While saying that there was an upsurge in passengers' traffic, Obadofin however said that the situation had not yielded corresponding increase in revenue generation, because a lot of factors contributed to it ranging from high cost of flying to high tariffs and high maintenance. All these combined together he said made things difficult for the airlines.

'I understand that most airlines can not even pay the staff salaries or even pay for their maintenance and in a situation you cannot pay for your maintenance such aircraft can not be available for operations so if its not available for operations there will be trouble so the airlines have not done well at all.

As enumerated by the experts, it has become obvious that the aviation industry in general did not do well economically in the year.

Sincerely, the sector never had it so bad economically as even the various agencies had their own challenges to grapple with as the global recession caught up with them that they too became indebted to their contractors and even staff.

Many projects suffered hiccups due to cash crunch as their funds were trapped in the hands of airlines and other beneficiaries of their services.

Even though the industry suffered economic down turn within the period, security and aviation regulations improved greatly as the Nigerian Civil Aviation Authority (NCAA) remained determined to attain the American category one status.

The Federal Airports Authority of Nigeria (FAAN) despite its financial predicament was able to transform some airports through the refurbishment of their runways.

However, in the coming year, there is the need for government to have a maintenance base that will take care of training and at the same time take care of maintenance, as this will reduce capital flight.

The presence of a maintenance base will handle issues like training of resource personnel, aircraft maintenance and even simulation. All these will not only bridge the gap created by the shortage of young professionals but also conserve money for government.

Also, in the New Year, there should be more of government intervention in the area of initiating maintenance base, which may not really be managed by government. Government may not pump money directly into such but can give guarantee to any private company or individual and even airlines interested in providing the maintenance base.

There should be massive drive for local recruitment to enable the sector develop human resources which will reduce the high number of expatriates within the sector.

Government should provide a financial institution where aviation financing can be discussed with advice given to government to grant subsidy to airlines and aviation agencies.
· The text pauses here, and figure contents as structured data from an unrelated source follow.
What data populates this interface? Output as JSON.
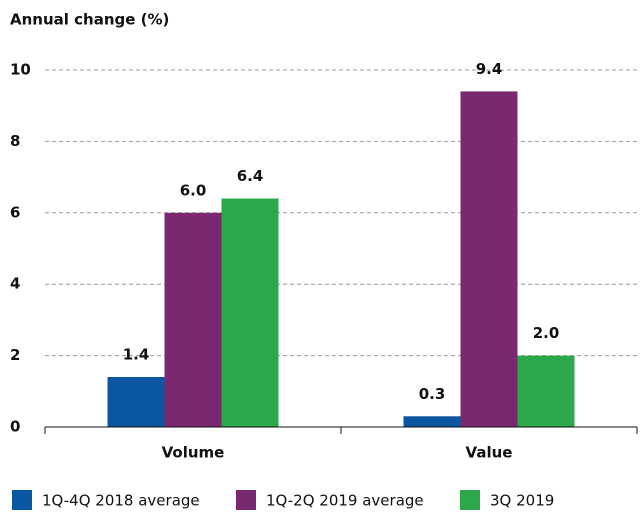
{
  "chart_data": {
    "type": "bar",
    "ylabel": "Annual change (%)",
    "categories": [
      "Volume",
      "Value"
    ],
    "series": [
      {
        "name": "1Q-4Q 2018 average",
        "color": "#0a56a0",
        "values": [
          1.4,
          0.3
        ],
        "value_labels": [
          "1.4",
          "0.3"
        ]
      },
      {
        "name": "1Q-2Q 2019 average",
        "color": "#7a2970",
        "values": [
          6.0,
          9.4
        ],
        "value_labels": [
          "6.0",
          "9.4"
        ]
      },
      {
        "name": "3Q 2019",
        "color": "#2ba84a",
        "values": [
          6.4,
          2.0
        ],
        "value_labels": [
          "6.4",
          "2.0"
        ]
      }
    ],
    "ylim": [
      0,
      10
    ],
    "yticks": [
      0,
      2,
      4,
      6,
      8,
      10
    ],
    "grid": true
  }
}
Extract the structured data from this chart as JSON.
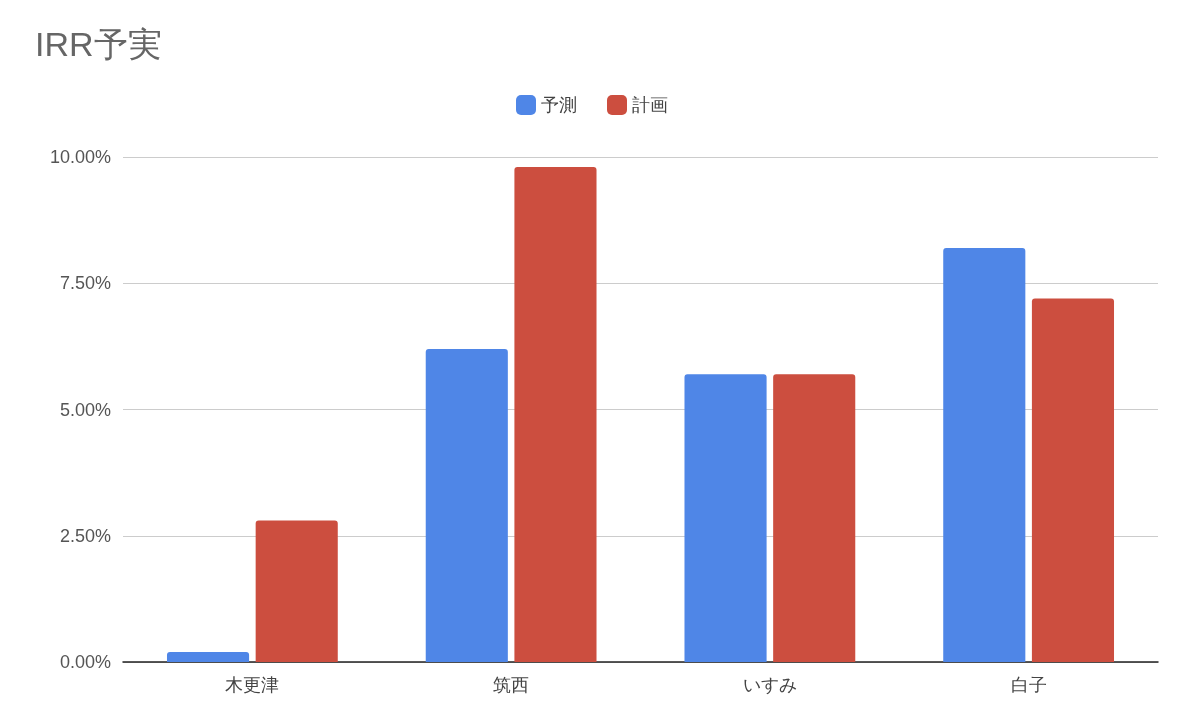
{
  "chart_data": {
    "type": "bar",
    "title": "IRR予実",
    "categories": [
      "木更津",
      "筑西",
      "いすみ",
      "白子"
    ],
    "series": [
      {
        "name": "予測",
        "color": "#4f86e7",
        "values": [
          0.2,
          6.2,
          5.7,
          8.2
        ]
      },
      {
        "name": "計画",
        "color": "#cc4e3f",
        "values": [
          2.8,
          9.8,
          5.7,
          7.2
        ]
      }
    ],
    "ylim": [
      0,
      10
    ],
    "yticks": [
      {
        "value": 0,
        "label": "0.00%"
      },
      {
        "value": 2.5,
        "label": "2.50%"
      },
      {
        "value": 5,
        "label": "5.00%"
      },
      {
        "value": 7.5,
        "label": "7.50%"
      },
      {
        "value": 10,
        "label": "10.00%"
      }
    ],
    "grid": "y",
    "legend": "top"
  }
}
Also, government should improve on its funding of the sector which has been adjudged to be one of the highest sources of income revenue generation to the government as this will give room for the proper running of the industry for the sake of safety.

There is the need to review the BASA agreement with foreign countries and check the excessive granting of unlimited frequencies to the foreign carriers if the domestic carriers are to come out of their financial mess.

The controversy surrounding the Maevis concession deal should be reviewed in the coming year to give room for peace and tranquility to reign as it is only in a peaceful environment that good business can travail.

No doubt about it that the aviation sector in the outgoing year did not do too well and it is hoped that all the factors that contributed to the woes will be corrected to enable the industry achieve its major goals.